Duygusal durumumuza göre şekilleniyor kurduğumuz cümleler. Daha doğrusu biz öyle sanıyorduk, değilmiş!

Biri için, biri tarafından delirme halimizin rasyonel açıklaması varmış.

Öyle hormonal durumla, psikolojik arka planla ilgili bir açıklama değil. Tamamen bilimsel.

Ankara Üniversitesi’nin iki muhteşem doktoru Prof. Dr. Cem Atbaşoğlu ve Doç. Dr. Meram Can Saka delirme halimize, şizofreniye kafayı takmışlar:
Şizofrenide bünyenin etkisi nedir? Çevrenin etkisi nedir?

AB konunun Avrupa ölçeğinde araştırılması için 12 milyon Euro’luk bir bütçe ayırmış.

Günümüzde herkesin delirme halinin eşiğinde durduğuna inanıyorum. Eğitimlisi, eğitimsizi, kadını, erkeği, Avrupalısı, Asyalısı hep aynı eşikte duruyoruz.

Bünye yatkın, çevre uygun olunca eşiği öbür tarafa geçmeye küçük bir kıvılcım yetiyor.

Şizofrenik bir çağdan geçiyoruz, bu notu buraya düşüyorum.

UMUT…

Umut en büyük işkencedir! Döner döner bu sözü söylerim.

Hastanın iyileşme umudu. Gidenin dönmesi umudu. Hasretin bitmesi umudu. Çalışanın yükselme umudu.

Ve… Tutuklunun özgürlük umudu…

Ergenekon Savcısı değişti ya, sonucu ne olur bilinmez ama hukuktan umudunu kesmiş olanlar için hukuk umudunun filizlenmesi…

Ne büyük işkencedir umut! Ve umudun içindeki bilinemezlik!

KORKAK ADAMLAR!

Geçen cuma erkek okurlara sormuştum: Erkekler kadınlarla yaşadıklarını birbirlerine anlatırlar mı? Ne anlatırlar? Neden anlatırlar?

Soru basitti. Ya da bana öyle geliyor. Ti’ye alınabilirdi. Dalga geçilebilirdi. “Ben değil arkadaşım öyle yapıyor” yalanı üzerinden yanıt verilebilirdi.

Sustular. Belli ki korkmuşlar. Fazla ciddiye almışlar. Korkan adamlarla ciddiye alan adamların tepkisi genelde aynı kapıya çıkar: Sessizleşirler. Kadınlar için bu resim “eblehleşme” belirtisidir.

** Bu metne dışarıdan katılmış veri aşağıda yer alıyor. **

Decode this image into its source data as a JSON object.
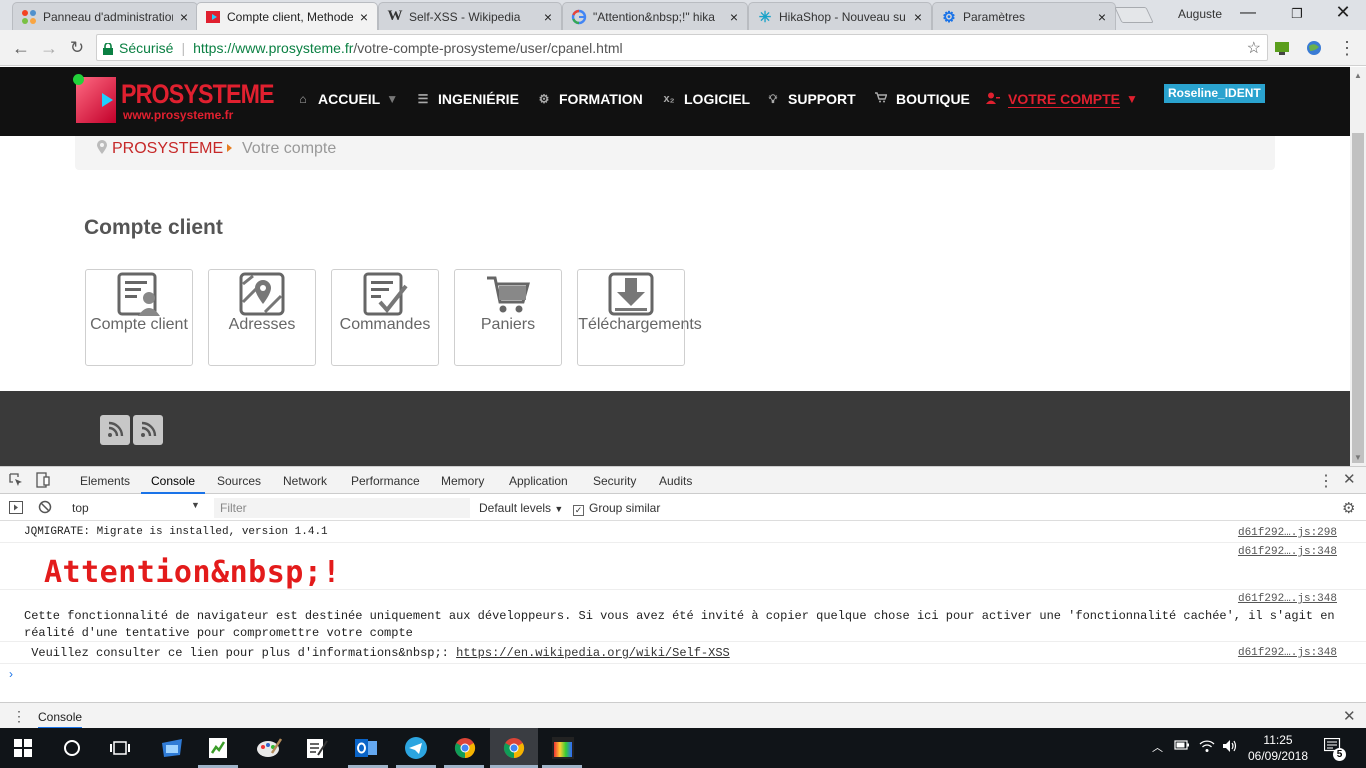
{
  "browser": {
    "tabs": [
      {
        "title": "Panneau d'administration",
        "favicon": "joomla-icon",
        "active": false
      },
      {
        "title": "Compte client, Methode",
        "favicon": "prosysteme-icon",
        "active": true
      },
      {
        "title": "Self-XSS - Wikipedia",
        "favicon": "wikipedia-icon",
        "active": false
      },
      {
        "title": "\"Attention&nbsp;!\" hika",
        "favicon": "google-icon",
        "active": false
      },
      {
        "title": "HikaShop - Nouveau su",
        "favicon": "hikashop-icon",
        "active": false
      },
      {
        "title": "Paramètres",
        "favicon": "settings-gear-icon",
        "active": false
      }
    ],
    "profile_name": "Auguste",
    "address": {
      "secure_label": "Sécurisé",
      "host": "https://www.prosysteme.fr",
      "path": "/votre-compte-prosysteme/user/cpanel.html"
    }
  },
  "site": {
    "logo": {
      "brand": "PROSYSTEME",
      "url": "www.prosysteme.fr"
    },
    "menu": [
      {
        "label": "ACCUEIL",
        "icon": "home-icon",
        "dropdown": true
      },
      {
        "label": "INGENIÉRIE",
        "icon": "list-icon",
        "dropdown": false
      },
      {
        "label": "FORMATION",
        "icon": "cogs-icon",
        "dropdown": false
      },
      {
        "label": "LOGICIEL",
        "icon": "subscript-icon",
        "dropdown": false
      },
      {
        "label": "SUPPORT",
        "icon": "lightbulb-icon",
        "dropdown": false
      },
      {
        "label": "BOUTIQUE",
        "icon": "cart-icon",
        "dropdown": false
      },
      {
        "label": "VOTRE COMPTE",
        "icon": "user-icon",
        "dropdown": true,
        "active": true
      }
    ],
    "user_badge": "Roseline_IDENT",
    "breadcrumb": {
      "home": "PROSYSTEME",
      "current": "Votre compte"
    },
    "page_title": "Compte client",
    "tiles": [
      {
        "label": "Compte client",
        "icon": "customer-account-icon"
      },
      {
        "label": "Adresses",
        "icon": "map-pin-icon"
      },
      {
        "label": "Commandes",
        "icon": "orders-checklist-icon"
      },
      {
        "label": "Paniers",
        "icon": "shopping-cart-icon"
      },
      {
        "label": "Téléchargements",
        "icon": "download-icon"
      }
    ],
    "footer_icons": [
      "rss-icon",
      "rss-icon"
    ],
    "colors": {
      "brand_red": "#e0202f",
      "header_bg": "#111111",
      "footer_bg": "#3a3a3a",
      "badge": "#2aa3cf"
    }
  },
  "devtools": {
    "tabs": [
      "Elements",
      "Console",
      "Sources",
      "Network",
      "Performance",
      "Memory",
      "Application",
      "Security",
      "Audits"
    ],
    "active_tab": "Console",
    "context": "top",
    "filter_placeholder": "Filter",
    "levels": "Default levels",
    "group_similar": {
      "label": "Group similar",
      "checked": true
    },
    "console": [
      {
        "text": "JQMIGRATE: Migrate is installed, version 1.4.1",
        "source": "d61f292….js:298"
      },
      {
        "text": "Attention&nbsp;!",
        "source": "d61f292….js:348"
      },
      {
        "text": " Cette fonctionnalité de navigateur est destinée uniquement aux développeurs. Si vous avez été invité à copier quelque chose ici pour activer une 'fonctionnalité cachée', il s'agit en réalité d'une tentative pour compromettre votre compte",
        "source": "d61f292….js:348"
      },
      {
        "text": " Veuillez consulter ce lien pour plus d'informations&nbsp;: ",
        "link": "https://en.wikipedia.org/wiki/Self-XSS",
        "source": "d61f292….js:348"
      }
    ],
    "drawer_tab": "Console"
  },
  "taskbar": {
    "time": "11:25",
    "date": "06/09/2018",
    "notifications": "5"
  }
}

Kadınlar hakkında konuşurlar. “Konuş” dediğinizde susarlar. Belli ki kendilerine güven sorunları var. Senkronları tutmuyor.

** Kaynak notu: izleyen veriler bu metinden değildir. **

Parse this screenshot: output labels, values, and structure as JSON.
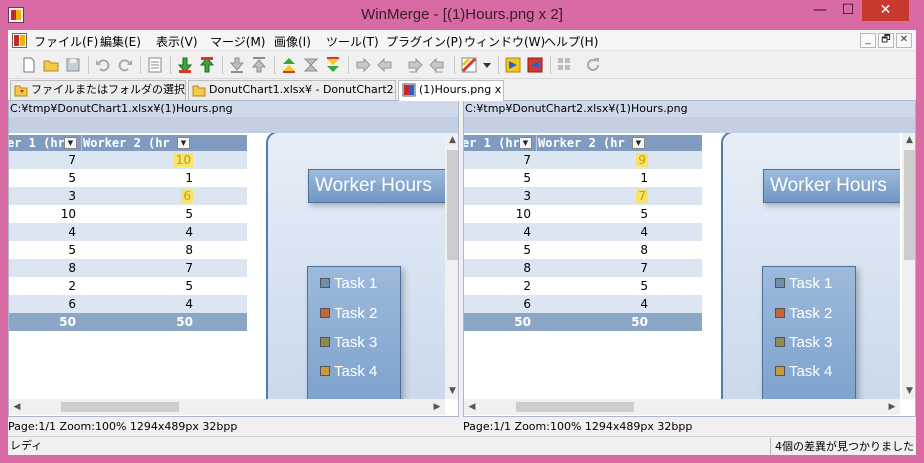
{
  "window": {
    "title": "WinMerge - [(1)Hours.png x 2]",
    "minimize": "—",
    "maximize": "☐",
    "close": "✕"
  },
  "menu": {
    "items": [
      "ファイル(F)",
      "編集(E)",
      "表示(V)",
      "マージ(M)",
      "画像(I)",
      "ツール(T)",
      "プラグイン(P)",
      "ウィンドウ(W)",
      "ヘルプ(H)"
    ],
    "mdi": [
      "_",
      "🗗",
      "✕"
    ]
  },
  "toolbar": {
    "icons": [
      "new-icon",
      "open-icon",
      "save-icon",
      "undo-icon",
      "redo-icon",
      "view-icon",
      "next-diff-icon",
      "prev-diff-icon",
      "first-diff-icon",
      "last-diff-icon",
      "all-left-icon",
      "current-icon",
      "all-right-icon",
      "copy-right-icon",
      "copy-left-icon",
      "copy-right-advance-icon",
      "copy-left-advance-icon",
      "options-icon",
      "dropdown-icon",
      "compare-icon",
      "compare2-icon",
      "grid-icon",
      "refresh-icon"
    ]
  },
  "tabs": [
    {
      "label": "ファイルまたはフォルダの選択..."
    },
    {
      "label": "DonutChart1.xlsx¥ - DonutChart2.xlsx¥"
    },
    {
      "label": "(1)Hours.png x 2"
    }
  ],
  "panes": [
    {
      "path": "C:¥tmp¥DonutChart1.xlsx¥(1)Hours.png",
      "header": {
        "col1": "er 1 (hr",
        "col2": "Worker 2 (hr"
      },
      "rows": [
        {
          "a": "7",
          "b": "10",
          "diff": true
        },
        {
          "a": "5",
          "b": "1",
          "diff": false
        },
        {
          "a": "3",
          "b": "6",
          "diff": true
        },
        {
          "a": "10",
          "b": "5",
          "diff": false
        },
        {
          "a": "4",
          "b": "4",
          "diff": false
        },
        {
          "a": "5",
          "b": "8",
          "diff": false
        },
        {
          "a": "8",
          "b": "7",
          "diff": false
        },
        {
          "a": "2",
          "b": "5",
          "diff": false
        },
        {
          "a": "6",
          "b": "4",
          "diff": false
        }
      ],
      "total": {
        "a": "50",
        "b": "50"
      },
      "chart_title": "Worker Hours",
      "legend": [
        "Task 1",
        "Task 2",
        "Task 3",
        "Task 4"
      ],
      "status": "Page:1/1 Zoom:100% 1294x489px 32bpp"
    },
    {
      "path": "C:¥tmp¥DonutChart2.xlsx¥(1)Hours.png",
      "header": {
        "col1": "er 1 (hr",
        "col2": "Worker 2 (hr"
      },
      "rows": [
        {
          "a": "7",
          "b": "9",
          "diff": true
        },
        {
          "a": "5",
          "b": "1",
          "diff": false
        },
        {
          "a": "3",
          "b": "7",
          "diff": true
        },
        {
          "a": "10",
          "b": "5",
          "diff": false
        },
        {
          "a": "4",
          "b": "4",
          "diff": false
        },
        {
          "a": "5",
          "b": "8",
          "diff": false
        },
        {
          "a": "8",
          "b": "7",
          "diff": false
        },
        {
          "a": "2",
          "b": "5",
          "diff": false
        },
        {
          "a": "6",
          "b": "4",
          "diff": false
        }
      ],
      "total": {
        "a": "50",
        "b": "50"
      },
      "chart_title": "Worker Hours",
      "legend": [
        "Task 1",
        "Task 2",
        "Task 3",
        "Task 4"
      ],
      "status": "Page:1/1 Zoom:100% 1294x489px 32bpp"
    }
  ],
  "legend_colors": [
    "#6f8fae",
    "#c8643a",
    "#8a8d4f",
    "#c79a3c"
  ],
  "status": {
    "ready": "レディ",
    "diff_count": "4個の差異が見つかりました"
  }
}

Kadın okurlar ise kendilerine ait olmayan bir soruyu yanıtlamışlar. Her şeyi bilirler ya… Fikir ileri sürmüşler. Varsayımda bulunmuşlar.

Erinmişler etraflarından bir erkeğe sormaya. Kolaycılar.

Yanıt veren erkeklerin sayısı beşi geçmiyor. Onlar da kendilerini değil, başkalarının durumundan çıkarımda bulunmuşlar güya…

Yanıtlarına gelince… “Erkekliklerini kanıtlamak için” diyen var. Haklılar, tanıksız gerçek olmuyor artık.

“Anlatma da bir öğrenme süreci” diyen var… Ağzından çıkınca kulağı duyuyor olanlar…

Bende ise erkek okurun açık yürekliliği ve cesareti hakkında kocaman bir hayal kırıklığı var…

RİCA…

Özel bir arkadaşım değilseniz… Aramızda dostluk yoksa… Lütfen cebime mesaj atmayın!

Olur olmaz bir saatte hiç atmayın. Gecenin bir yarısı mesajla adaylık için destek istemeyin.

“Şu televizyondayım beni izleyin” diye reklam geçmeyin. Ne sizinle ne de yaptıklarınızla hiç ilgilenmiyorum! Lütfen…

AKLIMDA KALAN

İnsan kendi cehennemini kendi içinde taşır. Cenneti mi? O hep uzaklarda bir yerdedir!